Comments on: Math problem

Question: Math problem

Kwantsar — Sat, 08 Oct 2005 11:04:42 -0800

A crystal consists of 100,000,000 layers of atoms such that there is 1 atom in the first layer, 3 in the second, 6 in the third, 10 in the fourth, 15 in the fifth, and so forth. Exactly how many atoms are there in the entire crystal?

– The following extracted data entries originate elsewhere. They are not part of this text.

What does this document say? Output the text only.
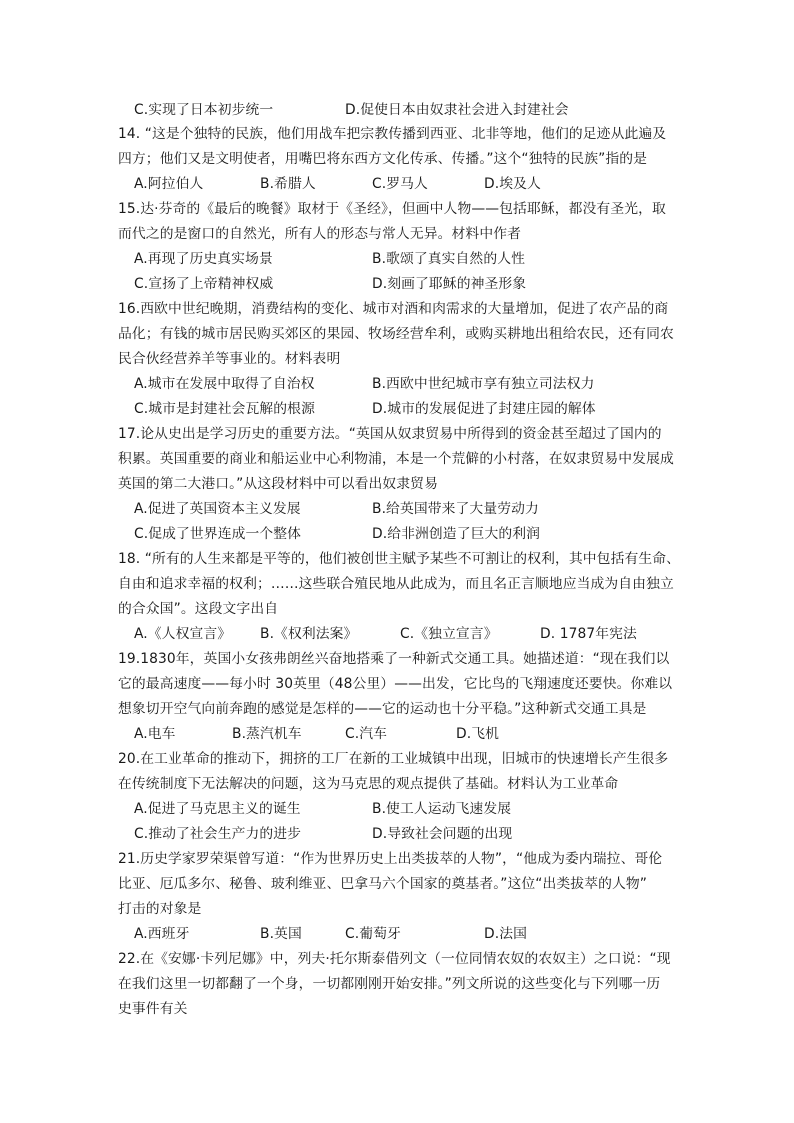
C.实现了日本初步统一	D.促使日本由奴隶社会进入封建社会
14. “这是个独特的民族，他们用战车把宗教传播到西亚、北非等地，他们的足迹从此遍及
四方；他们又是文明使者，用嘴巴将东西方文化传承、传播。”这个“独特的民族”指的是
A.阿拉伯人	B.希腊人	C.罗马人	D.埃及人
15.达·芬奇的《最后的晚餐》取材于《圣经》，但画中人物——包括耶稣，都没有圣光，取
而代之的是窗口的自然光，所有人的形态与常人无异。材料中作者
A.再现了历史真实场景	B.歌颂了真实自然的人性
C.宣扬了上帝精神权威	D.刻画了耶稣的神圣形象
16.西欧中世纪晚期，消费结构的变化、城市对酒和肉需求的大量增加，促进了农产品的商
品化；有钱的城市居民购买郊区的果园、牧场经营牟利，或购买耕地出租给农民，还有同农
民合伙经营养羊等事业的。材料表明
A.城市在发展中取得了自治权	B.西欧中世纪城市享有独立司法权力
C.城市是封建社会瓦解的根源	D.城市的发展促进了封建庄园的解体
17.论从史出是学习历史的重要方法。“英国从奴隶贸易中所得到的资金甚至超过了国内的
积累。英国重要的商业和船运业中心利物浦，本是一个荒僻的小村落，在奴隶贸易中发展成
英国的第二大港口。”从这段材料中可以看出奴隶贸易
A.促进了英国资本主义发展	B.给英国带来了大量劳动力
C.促成了世界连成一个整体	D.给非洲创造了巨大的利润
18. “所有的人生来都是平等的，他们被创世主赋予某些不可割让的权利，其中包括有生命、
自由和追求幸福的权利；……这些联合殖民地从此成为，而且名正言顺地应当成为自由独立
的合众国”。这段文字出自
A.《人权宣言》 B.《权利法案》	C.《独立宣言》	D. 1787年宪法
19.1830年，英国小女孩弗朗丝兴奋地搭乘了一种新式交通工具。她描述道：“现在我们以
它的最高速度——每小时 30英里（48公里）——出发，它比鸟的飞翔速度还要快。你难以
想象切开空气向前奔跑的感觉是怎样的——它的运动也十分平稳。”这种新式交通工具是
A.电车	B.蒸汽机车	C.汽车	D.飞机
20.在工业革命的推动下，拥挤的工厂在新的工业城镇中出现，旧城市的快速增长产生很多
在传统制度下无法解决的问题，这为马克思的观点提供了基础。材料认为工业革命
A.促进了马克思主义的诞生	B.使工人运动飞速发展
C.推动了社会生产力的进步	D.导致社会问题的出现
21.历史学家罗荣渠曾写道：“作为世界历史上出类拔萃的人物”，“他成为委内瑞拉、哥伦
比亚、厄瓜多尔、秘鲁、玻利维亚、巴拿马六个国家的奠基者。”这位“出类拔萃的人物”
打击的对象是
A.西班牙	B.英国	C.葡萄牙	D.法国
22.在《安娜·卡列尼娜》中，列夫·托尔斯泰借列文（一位同情农奴的农奴主）之口说：“现
在我们这里一切都翻了一个身，一切都刚刚开始安排。”列文所说的这些变化与下列哪一历
史事件有关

Computer-aided solutions are not helpful (post them anyway, If you want to show off, I don't really give a damn). There's gotta be a way to solve this by hand (without using super-fancy-math-shit), right? What is it?

By: vacapinta

vacapinta — Sat, 08 Oct 2005 11:20:29 -0800

This series is known as the triangular numbers. The sum of any N triangular numbers produces a new series known as the tetrahedral numbers. Anyways, you want the nth tetrahedral number where N=10^8

S=(n)(n+1)(n+2)/6

which is about 10^23 if im not mistaken.

By: Kwantsar

Kwantsar — Sat, 08 Oct 2005 11:27:02 -0800

Awesomeness.

By: RichardP

RichardP — Sat, 08 Oct 2005 11:32:53 -0800

Assuming you intend the sequence defined by:

a₀ = 0
a_n = a_n-1 + n

We can solve for the generator, and get:

a_n = n(n+1)/2

Next, we want to find the generator for:

b₀ = a₀
b_n = b_n-1 + a_n

Solving, we get:

b_n = (n+1)(n+2)(n+3)/6

Plugging in 100,000,000 for n, we get:

100000001*100000002*100000003/6

which is...

166666676666666850000001 atoms

No computer aided solutions or fancy math shit needed.

By: Kwantsar

Kwantsar — Sat, 08 Oct 2005 11:34:21 -0800

More awesomeness.

By: RichardP

RichardP — Sat, 08 Oct 2005 11:37:31 -0800

Oops, that last bit should have been as follows:

Solving, we get:

b_n = n(n+1)(n+2)/6

Plugging in 100,000,000 for n, we get:

100000000*100000001*100000002/6

which is...

166666671666666700000000 atoms

By: shmegegge

shmegegge — Sat, 08 Oct 2005 12:29:58 -0800

i know this isn't a solution, but i love this askme question, and kwantsar's replies to the excellent answers he's gotten. sorry for the derail.

By: notsnot

notsnot — Sat, 08 Oct 2005 15:21:15 -0800

how'd you get from the definition of bn = bn-1 + an thru to "solving..."?

By: gleuschk

gleuschk — Sun, 09 Oct 2005 14:02:44 -0800

This may not be what RichardP did, but here's one way to go: rewrite it as
b_n = Σ_0..n k(k+1)/2.

Then break up the interior and use standard summation formulas: the sum of the first n integers is n(n+1)/2 (already used above) and the sum of the first n squares is n(n+1)(2n+1)/6.